She acted on Broadway in the 1930s, but the biggest role of Ruth White’s life was as wife and helpmate to one of the most prominent rabbis in San Francisco history.
Married to Congregation Beth Sholom’s Rabbi Saul White ––– who served that synagogue for a remarkable 48 years –– Ruth White gave up a promising acting career to be a mother and rebbetzin.
Ruth White died Dec. 5 at the Coventry Park assisted living community in San Francisco. She was 97.
“She was a tremendous support to my dad,” remembered her son, David White, who currently serves as rabbi at Vallejo’s Congregation B’nai Israel. “She subsumed her whole life for him, and was a true partner to him.”
Added her daughter, Linda Michels of Orinda: “At the same time she wanted us [kids] to have a normal life. She protected us a lot and helped us to be regular folks.”
Born in Brooklyn in 1913, Ruth Shapiro had “a flair for the dramatic,” said her son, and trained for a life on the stage. David White said she made it all the way to Broadway, earning “rave reviews for shows that were panned.”
All that changed when she met Polish-born Rabbi Saul White, who accepted a rabbinic post at Beth Sholom, a new congregation all the way across the country in San Francisco.
While her husband became a towering figure in the Bay Area Jewish community, leading his congregation, starting Brandeis Hillel Day School and working closely with the nascent civil rights movement, Ruth White played a quieter behind-the–scenes role.
Her “niche,” said her son, was to bring a touch of theater to Beth Sholom, largely with self-penned annual confirmation pageants for temple youth, or “cantatas,” as she called them.
But White kept her theatrical and musical standards high, even if it meant benching her own children.
Recalled Michels, who admits to being unable to carry a tune: “When I was getting confirmed, singing a cantata she wrote, she encouraged me to mouth the words because she wanted it to be good.”
David White remembers writing a high school play that his mother directed, only to have her cast him in a bit part because “I wasn’t good enough. She was tough.”
Her son remembers having the chance to see his mother on the legitimate theater stage in a production of the Broadway hit “The Chalk Garden” at San Francisco’s now-defunct Actor’s Workshop. “I was impressed,” he said of her performance.
White also was active with the Beth Sholom Sisterhood and with Hadassah.
After her husband’s death in 1983, Ruth White insisted on independent living, something she never relinquished. In addition to her three children, White was very close with her nine grandchildren and 18 great-grandchildren.
Even when afflicted by blindness several years ago, she loved going out to dinner and spending time with family. “She really survived quite well,” said Michels. “The family was her support system.”

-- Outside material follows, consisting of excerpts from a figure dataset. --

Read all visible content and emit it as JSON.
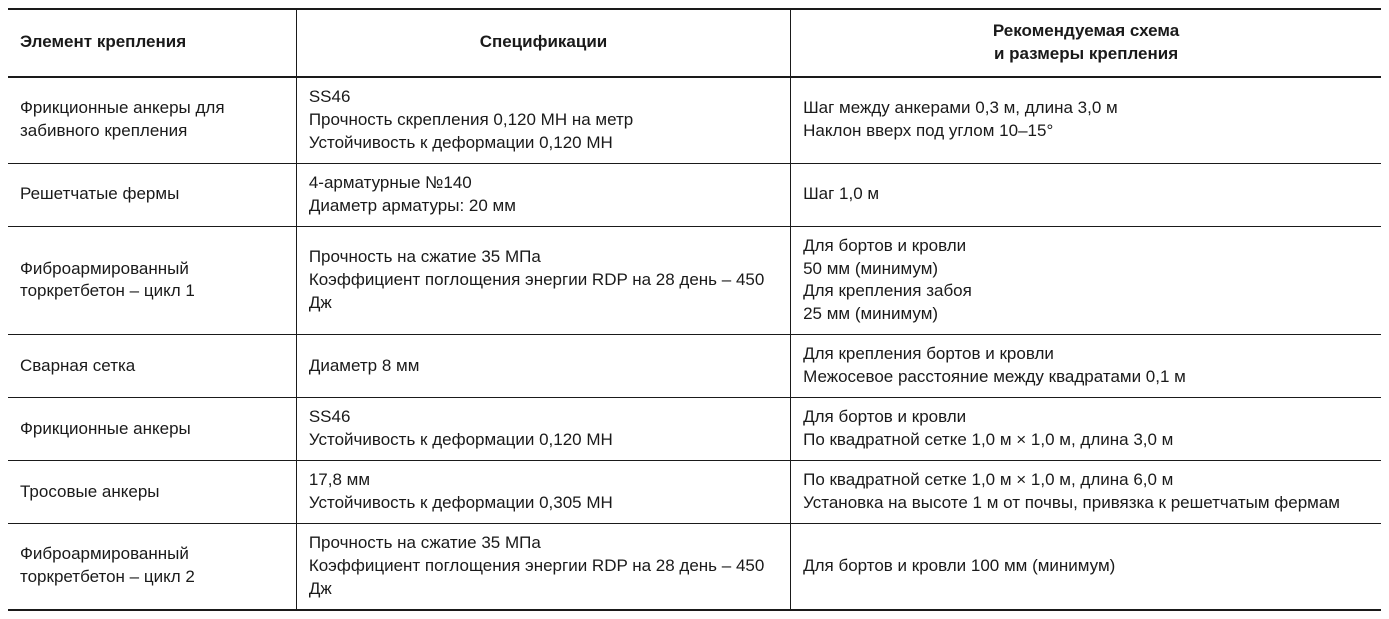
{
  "table": {
    "background_color": "#ffffff",
    "text_color": "#1a1a1a",
    "border_color": "#1a1a1a",
    "font_size_pt": 13,
    "header_font_weight": 700,
    "columns": [
      {
        "label": "Элемент крепления",
        "width_pct": 21,
        "align": "left"
      },
      {
        "label": "Спецификации",
        "width_pct": 36,
        "align": "center"
      },
      {
        "label": "Рекомендуемая схема\nи размеры крепления",
        "width_pct": 43,
        "align": "center"
      }
    ],
    "rows": [
      {
        "element": "Фрикционные анкеры для забивного крепления",
        "spec": "SS46\nПрочность скрепления 0,120 МН на метр\nУстойчивость к деформации 0,120 МН",
        "scheme": "Шаг между анкерами 0,3 м, длина 3,0 м\nНаклон вверх под углом 10–15°"
      },
      {
        "element": "Решетчатые фермы",
        "spec": "4-арматурные №140\nДиаметр арматуры: 20 мм",
        "scheme": "Шаг 1,0 м"
      },
      {
        "element": "Фиброармированный торкретбетон – цикл 1",
        "spec": "Прочность на сжатие 35 МПа\nКоэффициент поглощения энергии RDP на 28 день – 450 Дж",
        "scheme": "Для бортов и кровли\n50 мм (минимум)\nДля крепления забоя\n25 мм (минимум)"
      },
      {
        "element": "Сварная сетка",
        "spec": "Диаметр 8 мм",
        "scheme": "Для крепления бортов и кровли\nМежосевое расстояние между квадратами 0,1 м"
      },
      {
        "element": "Фрикционные анкеры",
        "spec": "SS46\nУстойчивость к деформации 0,120 МН",
        "scheme": "Для бортов и кровли\nПо квадратной сетке 1,0 м × 1,0 м, длина 3,0 м"
      },
      {
        "element": "Тросовые анкеры",
        "spec": "17,8 мм\nУстойчивость к деформации 0,305 МН",
        "scheme": "По квадратной сетке 1,0 м × 1,0 м, длина 6,0 м\nУстановка на высоте 1 м от почвы, привязка к решетчатым фермам"
      },
      {
        "element": "Фиброармированный торкретбетон – цикл 2",
        "spec": "Прочность на сжатие 35 МПа\nКоэффициент поглощения энергии RDP на 28 день – 450 Дж",
        "scheme": "Для бортов и кровли 100 мм (минимум)"
      }
    ]
  }
}
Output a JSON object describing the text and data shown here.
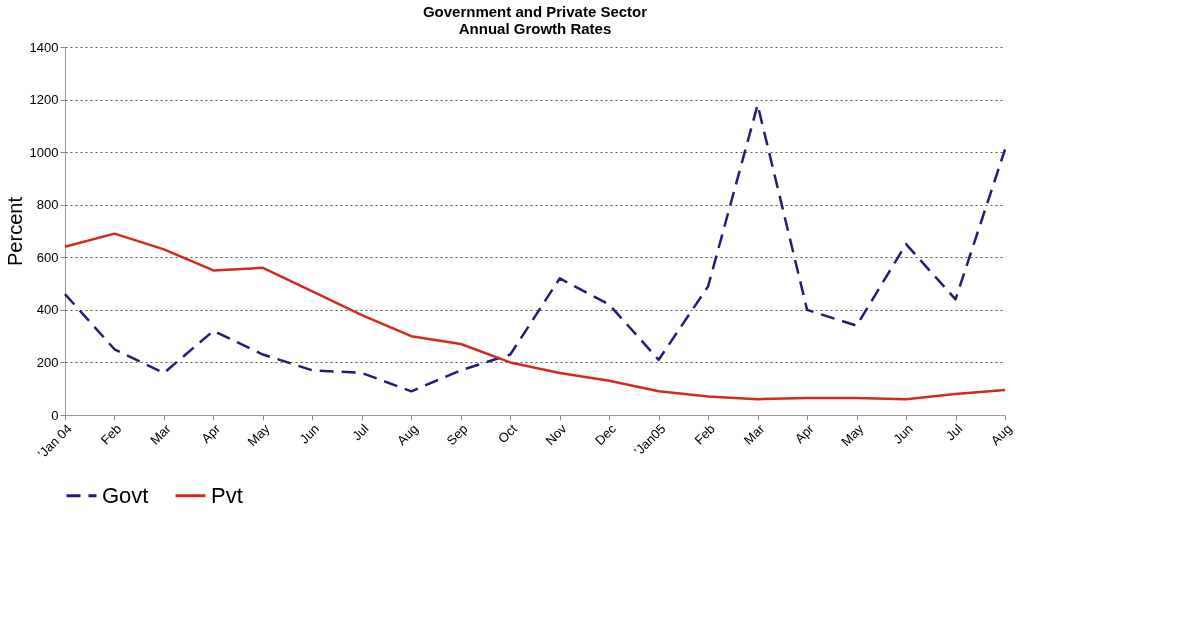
{
  "chart_data": {
    "type": "line",
    "title": [
      "Government and Private Sector",
      "Annual Growth Rates"
    ],
    "ylabel": "Percent",
    "categories": [
      "'Jan 04",
      "Feb",
      "Mar",
      "Apr",
      "May",
      "Jun",
      "Jul",
      "Aug",
      "Sep",
      "Oct",
      "Nov",
      "Dec",
      "'Jan05",
      "Feb",
      "Mar",
      "Apr",
      "May",
      "Jun",
      "Jul",
      "Aug"
    ],
    "series": [
      {
        "name": "Govt",
        "color": "#1f1f7a",
        "line_style": "dashed",
        "values": [
          460,
          250,
          160,
          320,
          230,
          170,
          160,
          90,
          170,
          230,
          520,
          420,
          210,
          490,
          1180,
          400,
          340,
          650,
          440,
          1010
        ]
      },
      {
        "name": "Pvt",
        "color": "#d42a1e",
        "line_style": "solid",
        "values": [
          640,
          690,
          630,
          550,
          560,
          470,
          380,
          300,
          270,
          200,
          160,
          130,
          90,
          70,
          60,
          65,
          65,
          60,
          80,
          95
        ]
      }
    ],
    "ylim": [
      0,
      1400
    ],
    "yticks": [
      0,
      200,
      400,
      600,
      800,
      1000,
      1200,
      1400
    ],
    "grid": "y",
    "legend": "bottom",
    "marker": "none"
  }
}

White may have been somewhat overshadowed by her larger-than-life husband, but she took Jewish values seriously. Michels said her mother kept a ledger book of her charities.
“I was shocked at how many things there were,” she said. “Jewish causes, gay causes, the museum, the symphony: She gave a little bit to everybody. Tzedakah was important to her.”
A few years ago, White moved to Coventry Park, remaining independent to the end. Her children say the same spark that drew her to theater as a young girl inspired her to the end.
“She really insisted on excellence,” said David White. “You had to do things right and well.”
Ruth White is survived by her children, David White of Mill Valley, Linda Michels of Orinda and Shalene Hersh of Greenbrae; nine grandchildren and 18 great-grandchildren. Donations may be made to Congregation Beth Sholom in San Francisco, Jewish Family and Children’s Services or to the charity of your choice.